Scope and definition of ‘essentially biological processes’

The expression “essentially biological processes” forms an integral part of Section 3(j) as it carves out an exception from the otherwise patentable processes for propagation and production of plants and animals. Unlike in the United States and the European Union, where attempts have been made to define this expression either in statute or via judicial decisions, in India, interpretation of this expression through judicial proceedings has been limited. Although the Patent Examination Guidelines for Biotechnological Inventions were published in 2013, they were bereft of any concrete explanation of this expression. The Intellectual Property Appellate Board’s (IPAB) decision in the 2013 case of Monsanto Technology v Controller General of Patents sheds some light on the issue. In this case, Monsanto’s invention for a method of producing a transgenic plant with increased heat, salt and drug tolerance was not granted a patent on the grounds that it lacked any inventive step and consisted of a new use of a known substance. Further, the claims in the invention were held to be essentially biological processes of regeneration and selection and hence ineligible as per Section 3(j). The IPAB sided with the controller on the first two grounds and rejected Monsanto’s application. However, with regard to Section 3(j), the IPAB held that the method claimed involved human intervention – in the manner disclosed in the claims – in the plant cell, which produced technical changes in the cell and therefore took the claims outside the purview of an essentially biological process.

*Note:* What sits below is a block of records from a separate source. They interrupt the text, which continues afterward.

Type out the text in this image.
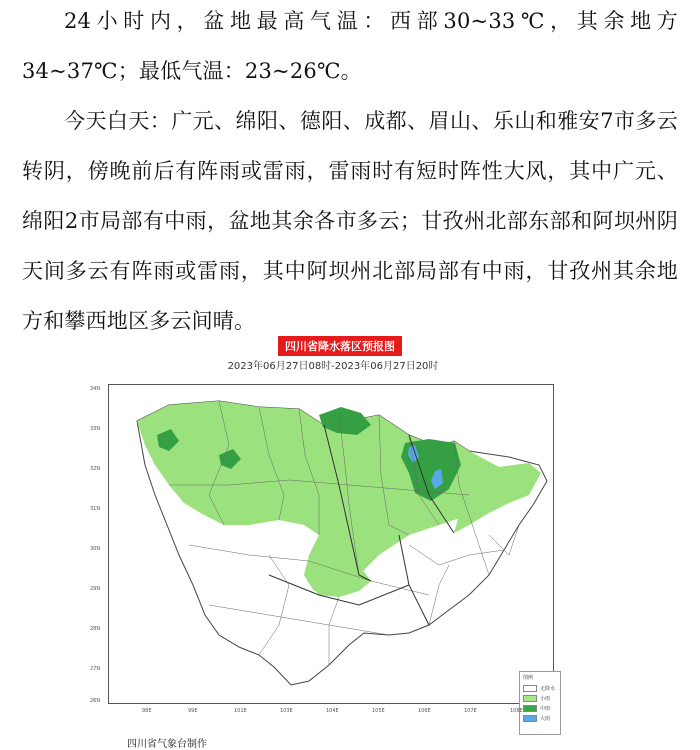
24小时内，盆地最高气温：西部30~33℃，其余地方34~37℃；最低气温：23~26℃。

今天白天：广元、绵阳、德阳、成都、眉山、乐山和雅安7市多云转阴，傍晚前后有阵雨或雷雨，雷雨时有短时阵性大风，其中广元、绵阳2市局部有中雨，盆地其余各市多云；甘孜州北部东部和阿坝州阴天间多云有阵雨或雷雨，其中阿坝州北部局部有中雨，甘孜州其余地方和攀西地区多云间晴。

四川省降水落区预报图
2023年06月27日08时-2023年06月27日20时
图例
无降水
小雨
中雨
大雨
四川省气象台制作
34N
33N
32N
31N
30N
29N
28N
27N
26N
98E	99E	101E	103E	104E	105E	106E	107E	108E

Monsanto’s Bt cotton and Section 3(j) in Monsanto Technology v Nuziveedu Seeds and Others

Monsanto’s patent validity dispute over a nucleic acid sequence containing the Bt gene could become a landmark judgment in the Indian patent landscape with regard to offering an interpretation of Section 3(j). In this case, Monsanto had licensed its Patent IN214436 for Bt cotton seeds to several seed manufacturers in India, including Nuziveedu Seeds and its subsidiaries. Monsanto terminated the agreement following various disputes between the parties over the payment of licence fees and trait value in view of the Cotton Seed Price Control Order. Monsanto filed suit before the Delhi High Court claiming that Nuziveedu had infringed its patent. Nuziveedu then filed a counter claim for revocation of Monsanto’s patent, claiming that it violated Section 3(j).

The Delhi High Court did not rule on the validity of the patent at the interim stage. Instead, the court held that Monsanto’s termination of the contract was illegal as it could not demand a licence fee higher than that fixed by the government and accordingly reinstated the agreement. Monsanto appealed before the Division Bench of the High Court with regard to restoring the licence. Nuziveedu then challenged the validity of the patent. The Division Bench summarily revoked Monsanto’s patent on the grounds that the company’s invention was part of a seed and therefore fell within the purview of Section 3(j). This decision was overruled by the Supreme Court on appeal. The bench revoked Monsanto’s patent on the following grounds:

  • What was claimed was neither a process nor a product, but rather an event.

  • The invention was essentially a biological process.

  • The invention was a plant variety.

These multiple interpretations by the court were problematic as each gave rise to different implications.

The Supreme Court stated that the Division Bench had not confined itself to the examination of the grant of injunction and had gone overboard by deciding on the validity of the patent without a full trial or taking into consideration any expert evidence and inspection of documents. Without expressly going into the validity of Monsanto’s patent, the Supreme Court set aside the order of the Division Bench and restored the judge’s order for reinstating the agreement. The matter has now been remanded back to the trial court for disposal.

It will be interesting to see how the trial court considers the issue of whether Monsanto’s patented DNA sequence is eligible for protection under Section 3(j). The final judgment in this case will be critical to define the scope of Section 3(j) and could set a precedent for disputes relating to the scope of essentially biological processes.